Czy w niedalekiej przyszłości, patrząc w niebo będziemy widzieć drony roznoszące ludziom dostęp do sieci? Wiele faktów wskazuje na to, że to wyobrażenie stanie się rzeczywistością. O tym, że Google ma w planach rozsyłać internet z nieba mówi się już od ok. dwóch lat. Nadszedł czas na jakieś konkrety. Gigant rozpoczął właśnie testy nowego projektu o nazwie Project Skybender, który zakłada dostarczanie internetu za pomocą dronów. W owe przedsięwzięcie zaangażowani są inżynierowie z Project Loon, a sam gigant z Mountain View wykorzysta w tym celu leżący z Nowym Meksyku port lotniczy Gateway to Space, należący do Virgin Galactic.

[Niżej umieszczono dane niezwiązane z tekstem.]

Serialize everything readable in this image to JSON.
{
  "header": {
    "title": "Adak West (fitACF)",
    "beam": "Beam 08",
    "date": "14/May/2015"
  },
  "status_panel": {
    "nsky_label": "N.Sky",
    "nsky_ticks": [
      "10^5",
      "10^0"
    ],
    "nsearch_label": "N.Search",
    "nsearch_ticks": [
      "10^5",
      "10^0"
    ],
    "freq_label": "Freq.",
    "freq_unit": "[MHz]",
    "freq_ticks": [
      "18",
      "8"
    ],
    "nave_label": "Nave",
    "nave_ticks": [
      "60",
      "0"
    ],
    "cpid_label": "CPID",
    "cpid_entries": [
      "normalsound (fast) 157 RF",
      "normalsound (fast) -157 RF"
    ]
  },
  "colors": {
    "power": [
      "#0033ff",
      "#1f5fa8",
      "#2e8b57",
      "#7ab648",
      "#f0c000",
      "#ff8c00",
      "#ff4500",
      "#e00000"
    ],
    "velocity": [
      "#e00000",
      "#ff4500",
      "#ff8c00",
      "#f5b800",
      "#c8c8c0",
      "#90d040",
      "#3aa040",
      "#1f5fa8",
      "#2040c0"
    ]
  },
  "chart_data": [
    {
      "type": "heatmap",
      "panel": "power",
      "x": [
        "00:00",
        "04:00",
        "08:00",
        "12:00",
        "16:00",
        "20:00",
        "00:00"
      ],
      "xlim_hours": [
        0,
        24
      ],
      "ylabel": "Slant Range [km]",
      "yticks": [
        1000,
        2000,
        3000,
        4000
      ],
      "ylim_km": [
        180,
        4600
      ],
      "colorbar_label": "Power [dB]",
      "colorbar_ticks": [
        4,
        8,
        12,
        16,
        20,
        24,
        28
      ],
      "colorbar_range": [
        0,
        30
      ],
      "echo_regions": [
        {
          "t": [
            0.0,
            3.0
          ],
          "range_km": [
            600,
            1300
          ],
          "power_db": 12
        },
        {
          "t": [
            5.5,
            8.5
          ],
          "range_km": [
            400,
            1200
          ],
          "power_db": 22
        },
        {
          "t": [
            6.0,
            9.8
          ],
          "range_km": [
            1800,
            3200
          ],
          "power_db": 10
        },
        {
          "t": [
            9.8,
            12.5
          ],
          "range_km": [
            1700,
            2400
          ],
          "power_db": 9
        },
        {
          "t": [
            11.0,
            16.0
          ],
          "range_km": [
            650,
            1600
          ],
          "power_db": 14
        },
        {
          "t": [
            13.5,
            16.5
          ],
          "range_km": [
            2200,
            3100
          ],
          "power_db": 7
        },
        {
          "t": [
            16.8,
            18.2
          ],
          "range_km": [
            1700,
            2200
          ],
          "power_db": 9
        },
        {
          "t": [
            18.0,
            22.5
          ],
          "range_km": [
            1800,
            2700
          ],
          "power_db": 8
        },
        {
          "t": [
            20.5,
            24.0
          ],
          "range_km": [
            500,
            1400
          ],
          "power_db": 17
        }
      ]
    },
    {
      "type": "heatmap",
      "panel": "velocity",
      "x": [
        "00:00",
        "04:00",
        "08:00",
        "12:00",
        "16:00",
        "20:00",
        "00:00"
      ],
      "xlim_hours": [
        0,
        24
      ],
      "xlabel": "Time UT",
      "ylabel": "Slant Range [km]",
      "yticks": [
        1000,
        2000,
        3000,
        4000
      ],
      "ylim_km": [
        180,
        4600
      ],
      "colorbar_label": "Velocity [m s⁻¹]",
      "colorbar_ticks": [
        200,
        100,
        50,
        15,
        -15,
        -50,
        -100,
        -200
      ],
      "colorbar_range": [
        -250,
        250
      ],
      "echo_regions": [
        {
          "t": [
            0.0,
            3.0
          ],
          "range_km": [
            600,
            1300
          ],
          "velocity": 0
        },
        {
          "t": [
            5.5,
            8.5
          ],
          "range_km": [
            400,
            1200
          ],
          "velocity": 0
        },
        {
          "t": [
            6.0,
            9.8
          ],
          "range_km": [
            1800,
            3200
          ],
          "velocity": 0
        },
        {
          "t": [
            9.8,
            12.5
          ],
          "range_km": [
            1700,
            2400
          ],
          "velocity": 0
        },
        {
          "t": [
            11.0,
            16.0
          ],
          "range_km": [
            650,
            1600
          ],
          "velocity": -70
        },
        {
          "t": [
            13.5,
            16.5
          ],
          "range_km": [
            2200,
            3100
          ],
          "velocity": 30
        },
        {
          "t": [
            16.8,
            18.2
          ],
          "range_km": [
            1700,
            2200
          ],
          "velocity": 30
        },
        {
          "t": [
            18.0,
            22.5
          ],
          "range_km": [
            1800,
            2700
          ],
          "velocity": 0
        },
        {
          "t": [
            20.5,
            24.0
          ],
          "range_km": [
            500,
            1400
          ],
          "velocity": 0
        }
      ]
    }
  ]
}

Project Skybender ma w sobie spory potencjał, który ma szansę się ziścić. Drony napędzane energią słoneczną mają rozsiewać internet aż 40 – krotnie szybszy od znanego nam dzisiaj 4G, a co jest równie ważne, ma ją być całkowicie bezobsługowe ( oczywiście w każdym momencie będzie można przejąć nad nimi zdalną kontrolę).
Skybender w ramach eksperymentu wykorzystuje milimetrowe fale radiowe, które mają zapewnić nam ten 40 – krotnie szybszy transfer danych nić obecne 4G. Jednak żeby nie było tak pięknie, na chwilę obecną nie są one w stanie zaoferować porównywalnego z obecnym internetem zasięgu, jest on 10 krotnie niższy. To tylko jedna z przeszkód, którą próbują obecnie pokonać inżynierowie projektu. Jednak sama idea, technologia i koncepcja jest bardzo obiecująca, gdyż pozwala na wykorzystanie innych częstotliwości, które nie są zatłoczone przez korzystające z nich telefony komórkowe.
Na ten moment koncern posiada zaawansowanego drona o nazwie Centaur, oraz rozbudowaną flotę maszyn o nazwie Solara 50, produkowanych przez firmę Titan Aerospace na potrzeby Google od 2014 roku.
Aby można było wykonywać testy potrzebne są zezwolenia. Google ma czas do końca lipca bieżącego roku, zatem już niebawem powinniśmy poznać więcej szczegół tego interesującego projektu, który może zmienić naszą podniebną przyszłość i korzystnie z globalnej sieci.